AB 63017
Huguenin Marianne · Nationalrat · Waadt · Fraktionslos · 2006-03-09
Wortprotokoll
Notre formation "A gauche toute!/Links!" tient à manifester son inquiétude quant à la dérive vers le "tout-sécuritaire" qui marque ces évolutions du droit. Ceux-là mêmes qui en d'autres circonstances s'appuient sur les lois pour résister aux débats en cours dans la société - je pense à l'asile, à la toxicomanie, mais il y aurait d'autres exemples - suivent sans états d'âme la vague du "tout-sécuritaire" et bousculent les lois et notre cadre juridique sans trop s'inquiéter de savoir si ces modifications sont compatibles avec la Convention européenne des droits de l'homme ou si elles sont applicables dans le respect des règles de droit. Rappelons que ce durcissement est déjà visible dans la pratique et dans le droit actuel.

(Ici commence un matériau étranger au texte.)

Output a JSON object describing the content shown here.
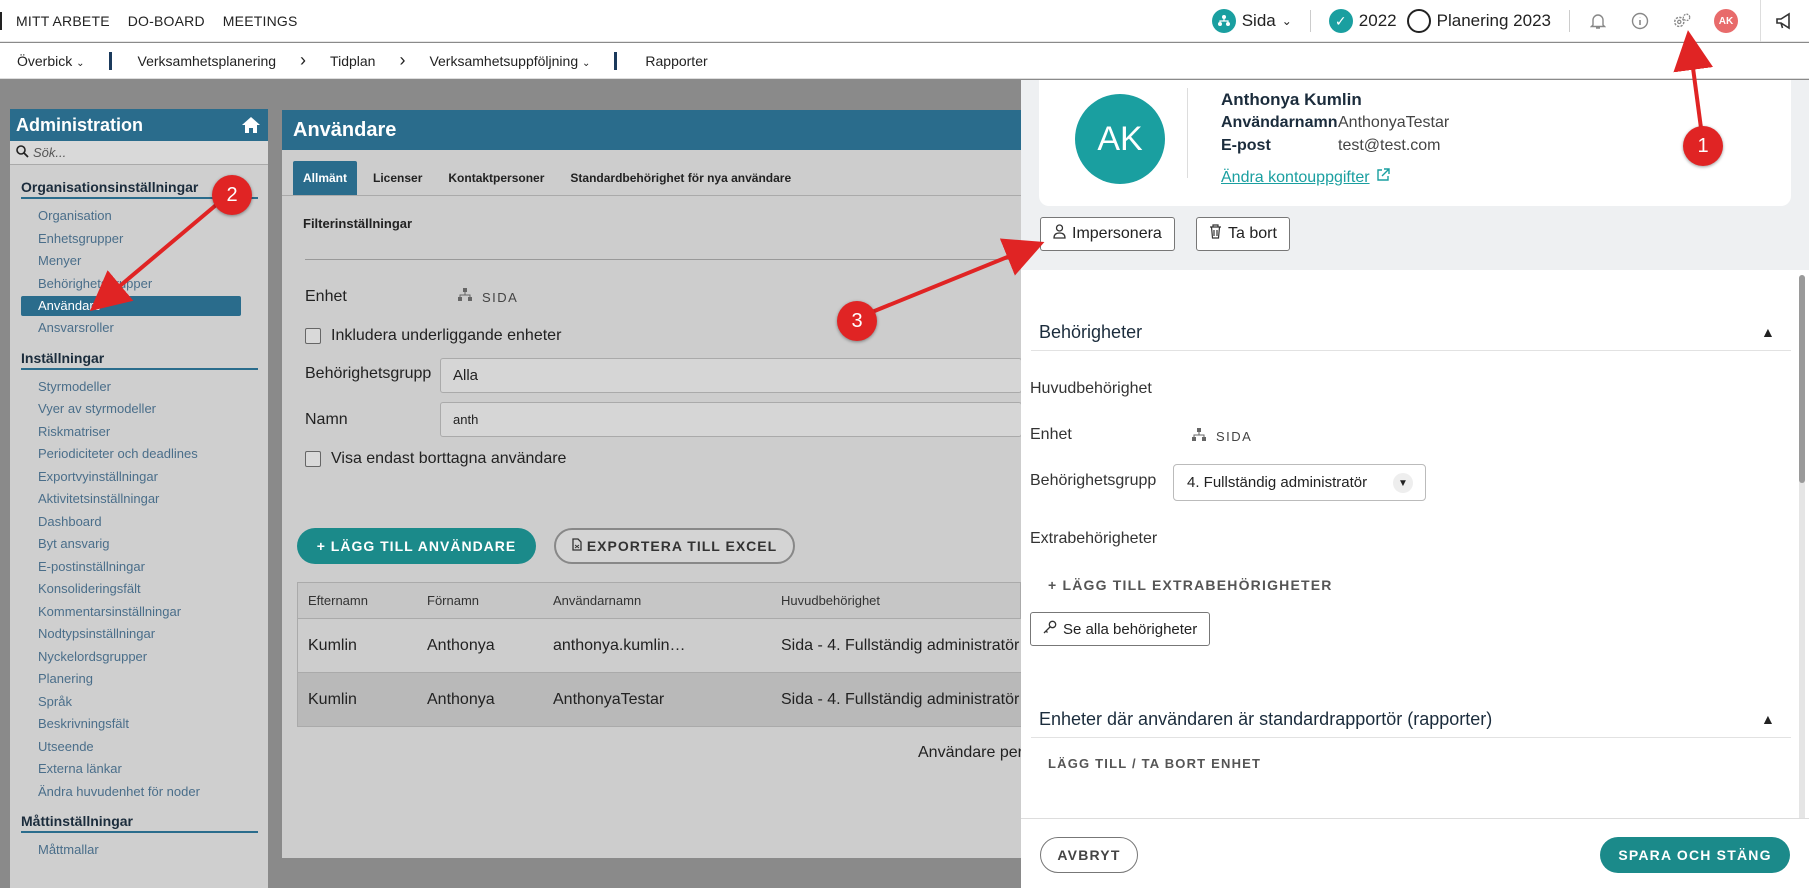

L'article 43 du Code pénal suisse, "Mesures concernant les délinquants anormaux", est bien connu des médecins, des avocats et de toute personne qui travaille dans des [PAGE 148] domaines apparentés. Il permet un internement et est utilisé de façon exponentielle, en tout cas dans le canton de Vaud.
Nous nous opposerons donc au durcissement des conditions de l'internement ordinaire prévu à l'article 64, alors même que va être introduit l'internement à vie qui va dans ce sens avec des conditions dont l'arbitraire est frappant.
Nous soutiendrons les propositions de minorité Menétrey-Savary, trop peu défendues par ailleurs, qui cherchent à limiter cette mesure aux cas graves et surtout à fournir des conditions objectives pour l'appliquer, par exemple en cas de récidive ou d'échec de mesures thérapeutiques.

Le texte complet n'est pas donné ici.